Vice-président de la FFR et grand ami de Bernard Laporte, Serge Simon a lui aussi goûté le résultat du vote : « La reco [recommandation] avait jeté la confusion, beaucoup de gens ont pris cette reco pour la quasi-décision finale. On a essayé de gagner du terrain dans l’esprit des gens. » Dit autrement : « Amener un éclairage différent sur ces points-là, qui nous semblaient devoir mériter une autre notation que celle que nous avions reçue. »

L’ancien coéquipier de Bernard Laporte sous le maillot de Bègles-Bordeaux a remercié World Rugby pour avoir eu « l’intelligence d’ouvrir le débat » après la publication du rapport. Le propos est exprimé avec soulagement. Il fait résonner d’un autre écho toutes les récriminations prononcées au cours des deux précédentes semaines. Par voie de presse, Bernard Laporte critiquait World Rugby dans un entretien au quotidien britannique The Times : « Je ne doute pas de la bonne foi de ceux qui ont établi ce rapport, mais il y a eu une certaine dose d’incompétence. »

Les rôles sont inversés

Quitte, même, à attaquer la candidature sud-africaine dans un entretien à l’AFP : « Sur la sécurité, on est au même nombre de points [que l’Afrique du Sud et l’Irlande] alors qu’il y a 52 morts par jour en Afrique du Sud. C’est un truc de fou ! » Laporte reprenait alors à son compte une statistique citée dans Midi olympique, le 3 novembre. Ce jour-là, le bihebdomadaire du rugby consacrait sa « une » aux problèmes d’insécurité dans la « nation arc-en-ciel », titrant sur « Le Mondial de la peur ? »

Désormais, les rôles sont inversés. A l’annonce de la victoire française, c’est la Fédération sud-africaine de rugby (SARU) qui fait savoir son incompréhension, pour ne pas dire son irritation. Mark Alexander, son président, a visé implicitement les piques françaises de fin de campagne : « Nous, nous n’avons jamais attaqué nos adversaires. Ce n’est pas le cas de tout le monde »

Seconde salve de Jurie Roux, directeur général de la SARU, encore plus amer :

« World Rugby a mené un processus complet et transparent pendant quinze mois pour identifier le meilleur pays hôte, pour finir par devenir entièrement opaque seulement les deux semaines qui ont précédé l’élection. »

Interrogé en conférence de presse pour plus de précision, M. Roux est resté évasif.

Réponse de Bernard Laporte lorsque son tour est venu : « Chacun a le droit de s’exprimer comme il le souhaite. » Le président de la FFR peut souffler.
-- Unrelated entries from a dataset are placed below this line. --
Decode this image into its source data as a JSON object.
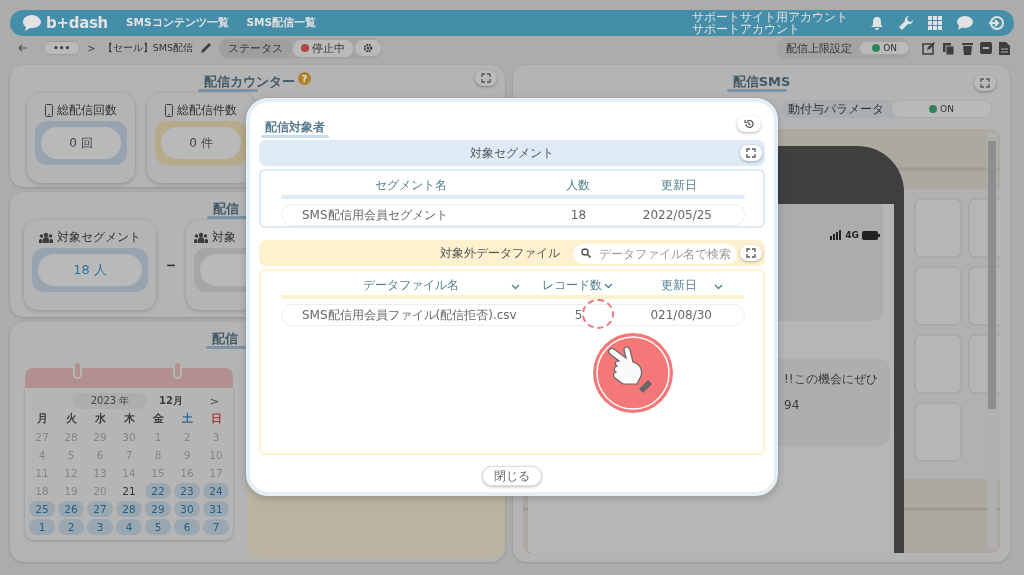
{
  "header": {
    "logo": "b+dash",
    "nav": [
      {
        "label": "SMSコンテンツ一覧"
      },
      {
        "label": "SMS配信一覧"
      }
    ],
    "account": [
      "サポートサイト用アカウント",
      "サポートアカウント"
    ]
  },
  "toolbar": {
    "more": "•••",
    "separator": ">",
    "title": "【セール】SMS配信",
    "status_label": "ステータス",
    "status": {
      "label": "停止中",
      "color": "#b04646"
    },
    "limit_label": "配信上限設定",
    "limit_toggle": {
      "label": "ON",
      "on": true
    }
  },
  "counter_panel": {
    "title": "配信カウンター",
    "help": "?",
    "cards": [
      {
        "label": "総配信回数",
        "value": "0 回",
        "color": "#97a4b0"
      },
      {
        "label": "総配信件数",
        "value": "0 件",
        "color": "#b5aa8a"
      }
    ]
  },
  "target_panel": {
    "title": "配信",
    "operator": "－",
    "cards": [
      {
        "label": "対象セグメント",
        "value": "18 人",
        "color": "#97a4b0"
      },
      {
        "label": "対象",
        "color": "#a6a6a6"
      }
    ]
  },
  "schedule_panel": {
    "title": "配信",
    "calendar": {
      "year": "2023 年",
      "month": "12月",
      "next": ">",
      "weekdays": [
        {
          "label": "月",
          "color": "#3e3e3e"
        },
        {
          "label": "火",
          "color": "#3e3e3e"
        },
        {
          "label": "水",
          "color": "#3e3e3e"
        },
        {
          "label": "木",
          "color": "#3e3e3e"
        },
        {
          "label": "金",
          "color": "#3e3e3e"
        },
        {
          "label": "土",
          "color": "#2b6898"
        },
        {
          "label": "日",
          "color": "#a83434"
        }
      ],
      "days": [
        {
          "label": "27",
          "disabled": true,
          "available": false
        },
        {
          "label": "28",
          "disabled": true,
          "available": false
        },
        {
          "label": "29",
          "disabled": true,
          "available": false
        },
        {
          "label": "30",
          "disabled": true,
          "available": false
        },
        {
          "label": "1",
          "disabled": true,
          "available": false
        },
        {
          "label": "2",
          "disabled": true,
          "available": false
        },
        {
          "label": "3",
          "disabled": true,
          "available": false
        },
        {
          "label": "4",
          "disabled": true,
          "available": false
        },
        {
          "label": "5",
          "disabled": true,
          "available": false
        },
        {
          "label": "6",
          "disabled": true,
          "available": false
        },
        {
          "label": "7",
          "disabled": true,
          "available": false
        },
        {
          "label": "8",
          "disabled": true,
          "available": false
        },
        {
          "label": "9",
          "disabled": true,
          "available": false
        },
        {
          "label": "10",
          "disabled": true,
          "available": false
        },
        {
          "label": "11",
          "disabled": true,
          "available": false
        },
        {
          "label": "12",
          "disabled": true,
          "available": false
        },
        {
          "label": "13",
          "disabled": true,
          "available": false
        },
        {
          "label": "14",
          "disabled": true,
          "available": false
        },
        {
          "label": "15",
          "disabled": true,
          "available": false
        },
        {
          "label": "16",
          "disabled": true,
          "available": false
        },
        {
          "label": "17",
          "disabled": true,
          "available": false
        },
        {
          "label": "18",
          "disabled": true,
          "available": false
        },
        {
          "label": "19",
          "disabled": true,
          "available": false
        },
        {
          "label": "20",
          "disabled": true,
          "available": false
        },
        {
          "label": "21",
          "disabled": false,
          "available": false
        },
        {
          "label": "22",
          "disabled": false,
          "available": true
        },
        {
          "label": "23",
          "disabled": false,
          "available": true
        },
        {
          "label": "24",
          "disabled": false,
          "available": true
        },
        {
          "label": "25",
          "disabled": false,
          "available": true
        },
        {
          "label": "26",
          "disabled": false,
          "available": true
        },
        {
          "label": "27",
          "disabled": false,
          "available": true
        },
        {
          "label": "28",
          "disabled": false,
          "available": true
        },
        {
          "label": "29",
          "disabled": false,
          "available": true
        },
        {
          "label": "30",
          "disabled": false,
          "available": true
        },
        {
          "label": "31",
          "disabled": false,
          "available": true
        },
        {
          "label": "1",
          "disabled": false,
          "available": true
        },
        {
          "label": "2",
          "disabled": false,
          "available": true
        },
        {
          "label": "3",
          "disabled": false,
          "available": true
        },
        {
          "label": "4",
          "disabled": false,
          "available": true
        },
        {
          "label": "5",
          "disabled": false,
          "available": true
        },
        {
          "label": "6",
          "disabled": false,
          "available": true
        },
        {
          "label": "7",
          "disabled": false,
          "available": true
        }
      ]
    }
  },
  "sms_panel": {
    "title": "配信SMS",
    "param_label": "動付与パラメータ",
    "param_toggle": {
      "label": "ON",
      "on": true
    },
    "phone": {
      "network": "4G",
      "message_lines": [
        "!!この機会にぜひ",
        "94"
      ]
    }
  },
  "modal": {
    "title": "配信対象者",
    "segments": {
      "title": "対象セグメント",
      "columns": [
        "セグメント名",
        "人数",
        "更新日"
      ],
      "rows": [
        [
          "SMS配信用会員セグメント",
          "18",
          "2022/05/25"
        ]
      ]
    },
    "excluded": {
      "title": "対象外データファイル",
      "search_placeholder": "データファイル名で検索",
      "columns": [
        "データファイル名",
        "レコード数",
        "更新日"
      ],
      "rows": [
        [
          "SMS配信用会員ファイル(配信拒否).csv",
          "5",
          "021/08/30"
        ]
      ]
    },
    "close": "閉じる"
  }
}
Alors qu’il fait toujours l’objet d’une enquête interne du ministère des sports pour soupçon de favoritisme envers le club de Montpellier, cette victoire internationale fait oublier le temps d’une journée les affaires nationales qui le fragilisent depuis le mois d’août. Elu en décembre 2016 à la tête de la FFR, Bernard Laporte a repris ce dossier de candidature à la Coupe du monde lancé sous la mandature de son prédécesseur, Pierre Camou.